Один из них увидел Гарри и поспешил к нему. Мальчишка, по возрасту соответствующий третьему курсу, подскочил к нему и взволнованно затараторил:
- Извините, пожалуйста, но без специального пропуска сюда нельзя заходить посетителям. Сегодня обычный день, день открытых дверей планируется устроить только на следующей неделе и мы…
Гарри даже растерялся, не зная, что сказать парню, чтобы не пришлось выдавать себя, но проблема тут же разрешилась сама собой. К первому волонтеру подошел второй, чуть постарше, и этот юноша гораздо внимательнее всмотрелся в лицо Гарри и вскоре воскликнул:
- Это вы?! Мы не знали, что вы сегодня приедете!
Мальчишка непонимающе взглянул на своего старшего товарища, и тот великодушно пояснил:
- Это же сам Гарри Поттер!
У третьекурсника сделалось такое лицо, будто он внезапно увидел перед собой Наполеона или Юлия Цезаря. Гарри постарался набраться терпения и ничем не выдать своего разочарования в том, что его узнали.

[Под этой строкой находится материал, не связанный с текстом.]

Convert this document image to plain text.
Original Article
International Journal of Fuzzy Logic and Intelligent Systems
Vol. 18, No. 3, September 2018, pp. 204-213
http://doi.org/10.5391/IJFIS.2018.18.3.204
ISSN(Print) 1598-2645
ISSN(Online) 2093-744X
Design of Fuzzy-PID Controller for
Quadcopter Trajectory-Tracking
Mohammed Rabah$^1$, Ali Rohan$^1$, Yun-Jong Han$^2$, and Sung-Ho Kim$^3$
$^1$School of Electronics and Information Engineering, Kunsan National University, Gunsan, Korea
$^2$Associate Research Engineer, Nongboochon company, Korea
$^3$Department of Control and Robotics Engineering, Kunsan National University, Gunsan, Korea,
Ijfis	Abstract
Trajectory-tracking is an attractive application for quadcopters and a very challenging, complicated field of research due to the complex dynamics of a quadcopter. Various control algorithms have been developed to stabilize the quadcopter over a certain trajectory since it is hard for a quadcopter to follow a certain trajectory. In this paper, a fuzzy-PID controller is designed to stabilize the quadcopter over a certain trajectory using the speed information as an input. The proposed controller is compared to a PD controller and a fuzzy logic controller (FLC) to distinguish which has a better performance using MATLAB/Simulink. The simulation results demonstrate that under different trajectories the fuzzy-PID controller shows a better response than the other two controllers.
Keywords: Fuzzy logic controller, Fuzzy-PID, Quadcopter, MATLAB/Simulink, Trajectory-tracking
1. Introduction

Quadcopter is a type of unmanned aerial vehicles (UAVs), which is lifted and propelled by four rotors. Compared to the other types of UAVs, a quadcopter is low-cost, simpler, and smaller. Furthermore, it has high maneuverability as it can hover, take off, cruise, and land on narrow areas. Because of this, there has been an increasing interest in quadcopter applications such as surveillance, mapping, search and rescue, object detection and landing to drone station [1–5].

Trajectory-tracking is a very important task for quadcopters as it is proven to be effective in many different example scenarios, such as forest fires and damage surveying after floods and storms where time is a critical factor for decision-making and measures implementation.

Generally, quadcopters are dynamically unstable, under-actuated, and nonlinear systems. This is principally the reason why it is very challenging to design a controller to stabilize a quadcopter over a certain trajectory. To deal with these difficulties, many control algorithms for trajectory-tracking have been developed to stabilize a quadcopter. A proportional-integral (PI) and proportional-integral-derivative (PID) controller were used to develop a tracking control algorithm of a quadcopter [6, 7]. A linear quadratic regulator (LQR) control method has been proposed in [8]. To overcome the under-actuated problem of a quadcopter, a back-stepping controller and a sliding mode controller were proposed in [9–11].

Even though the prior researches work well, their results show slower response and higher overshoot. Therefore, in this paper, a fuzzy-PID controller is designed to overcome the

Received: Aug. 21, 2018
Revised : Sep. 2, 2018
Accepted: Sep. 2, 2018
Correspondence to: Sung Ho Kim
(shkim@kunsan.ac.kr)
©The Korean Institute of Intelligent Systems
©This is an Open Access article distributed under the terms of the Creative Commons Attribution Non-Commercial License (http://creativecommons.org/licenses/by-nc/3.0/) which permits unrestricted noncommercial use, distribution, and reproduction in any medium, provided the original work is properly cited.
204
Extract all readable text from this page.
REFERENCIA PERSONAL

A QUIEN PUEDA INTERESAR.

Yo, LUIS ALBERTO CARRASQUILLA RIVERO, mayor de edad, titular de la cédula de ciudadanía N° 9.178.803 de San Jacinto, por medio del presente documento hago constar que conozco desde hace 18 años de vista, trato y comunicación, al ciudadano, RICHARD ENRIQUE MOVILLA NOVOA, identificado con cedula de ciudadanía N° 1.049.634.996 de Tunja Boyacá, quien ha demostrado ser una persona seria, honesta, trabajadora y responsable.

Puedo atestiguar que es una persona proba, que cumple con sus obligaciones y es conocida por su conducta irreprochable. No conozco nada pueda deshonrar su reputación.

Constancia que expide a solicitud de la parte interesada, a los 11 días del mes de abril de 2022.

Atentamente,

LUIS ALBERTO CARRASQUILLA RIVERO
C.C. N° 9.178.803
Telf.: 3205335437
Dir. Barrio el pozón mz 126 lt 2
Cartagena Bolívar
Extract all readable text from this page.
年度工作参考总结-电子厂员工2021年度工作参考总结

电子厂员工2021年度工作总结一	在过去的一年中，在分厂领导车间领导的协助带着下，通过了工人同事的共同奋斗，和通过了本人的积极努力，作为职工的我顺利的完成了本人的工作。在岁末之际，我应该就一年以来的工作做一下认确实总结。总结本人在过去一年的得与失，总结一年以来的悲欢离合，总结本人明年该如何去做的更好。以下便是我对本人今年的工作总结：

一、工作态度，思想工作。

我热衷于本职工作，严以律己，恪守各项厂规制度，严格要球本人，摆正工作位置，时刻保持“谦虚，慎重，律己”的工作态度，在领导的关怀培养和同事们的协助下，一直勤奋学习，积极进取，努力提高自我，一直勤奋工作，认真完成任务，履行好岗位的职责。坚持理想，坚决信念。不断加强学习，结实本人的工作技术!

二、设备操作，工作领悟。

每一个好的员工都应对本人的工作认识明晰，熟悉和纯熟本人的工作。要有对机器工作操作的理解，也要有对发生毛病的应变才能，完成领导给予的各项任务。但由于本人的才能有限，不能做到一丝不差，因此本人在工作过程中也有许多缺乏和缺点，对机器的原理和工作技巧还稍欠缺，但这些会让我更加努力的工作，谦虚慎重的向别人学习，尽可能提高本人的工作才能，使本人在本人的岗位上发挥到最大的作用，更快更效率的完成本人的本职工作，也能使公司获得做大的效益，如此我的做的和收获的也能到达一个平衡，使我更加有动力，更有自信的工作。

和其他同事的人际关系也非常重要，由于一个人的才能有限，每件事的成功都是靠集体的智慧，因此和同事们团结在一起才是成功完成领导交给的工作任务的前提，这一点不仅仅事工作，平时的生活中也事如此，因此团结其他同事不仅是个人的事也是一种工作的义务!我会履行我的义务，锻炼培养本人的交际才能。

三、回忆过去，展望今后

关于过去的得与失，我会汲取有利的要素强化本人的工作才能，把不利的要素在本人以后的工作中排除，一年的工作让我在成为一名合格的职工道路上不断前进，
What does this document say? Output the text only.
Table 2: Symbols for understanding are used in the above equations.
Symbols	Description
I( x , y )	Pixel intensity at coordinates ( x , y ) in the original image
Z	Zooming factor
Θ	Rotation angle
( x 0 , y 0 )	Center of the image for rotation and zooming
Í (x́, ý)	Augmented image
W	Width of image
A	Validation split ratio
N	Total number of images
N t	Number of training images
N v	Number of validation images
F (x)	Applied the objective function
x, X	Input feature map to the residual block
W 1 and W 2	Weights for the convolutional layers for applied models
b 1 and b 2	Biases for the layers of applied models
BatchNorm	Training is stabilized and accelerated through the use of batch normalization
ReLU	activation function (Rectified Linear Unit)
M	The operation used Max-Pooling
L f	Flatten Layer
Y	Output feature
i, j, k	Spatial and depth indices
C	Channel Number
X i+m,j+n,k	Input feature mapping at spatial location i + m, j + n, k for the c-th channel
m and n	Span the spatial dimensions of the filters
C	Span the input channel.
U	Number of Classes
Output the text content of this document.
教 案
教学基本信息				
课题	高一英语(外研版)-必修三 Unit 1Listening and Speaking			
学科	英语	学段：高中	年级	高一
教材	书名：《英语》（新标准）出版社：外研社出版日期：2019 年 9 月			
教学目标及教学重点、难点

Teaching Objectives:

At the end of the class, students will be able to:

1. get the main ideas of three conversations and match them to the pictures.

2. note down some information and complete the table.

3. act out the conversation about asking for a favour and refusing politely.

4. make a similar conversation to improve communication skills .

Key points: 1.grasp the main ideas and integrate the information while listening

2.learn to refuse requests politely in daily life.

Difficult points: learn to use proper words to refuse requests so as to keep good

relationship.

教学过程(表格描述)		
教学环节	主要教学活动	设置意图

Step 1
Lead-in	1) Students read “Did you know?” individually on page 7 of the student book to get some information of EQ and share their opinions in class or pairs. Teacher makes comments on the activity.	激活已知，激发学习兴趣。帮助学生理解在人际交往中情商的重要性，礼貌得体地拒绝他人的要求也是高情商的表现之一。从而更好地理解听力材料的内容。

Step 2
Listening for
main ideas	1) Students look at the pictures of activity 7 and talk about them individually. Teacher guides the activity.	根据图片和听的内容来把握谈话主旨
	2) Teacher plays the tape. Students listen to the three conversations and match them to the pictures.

- Я просто хочу посмотреть один из кабинетов преподавателей. Это возможно?
Тут оба волонтера взглянули на него так, будто к ним лично обратился сам премьер-министр Великобритании с просьбой принести ему зубочистку.
- Конечно же! Если это нельзя сделать вам, то кому же тогда можно? Давайте, мы проведем вас.
Гарри уже направился за ними, но тут остановился и спросил на всякий случай:
- А кто из руководящих реставрацией сейчас находится в Хогвартсе?
- По правде говоря… никого. У всех министерских работников сегодня выходной, большинство преподавателей тоже уехало, остались только профессор Флитвик, он дежурит, и профессор Трелони. Также здесь остался проверять нас мистер Филч, - добавил старший волонтер с явной досадой в голосе.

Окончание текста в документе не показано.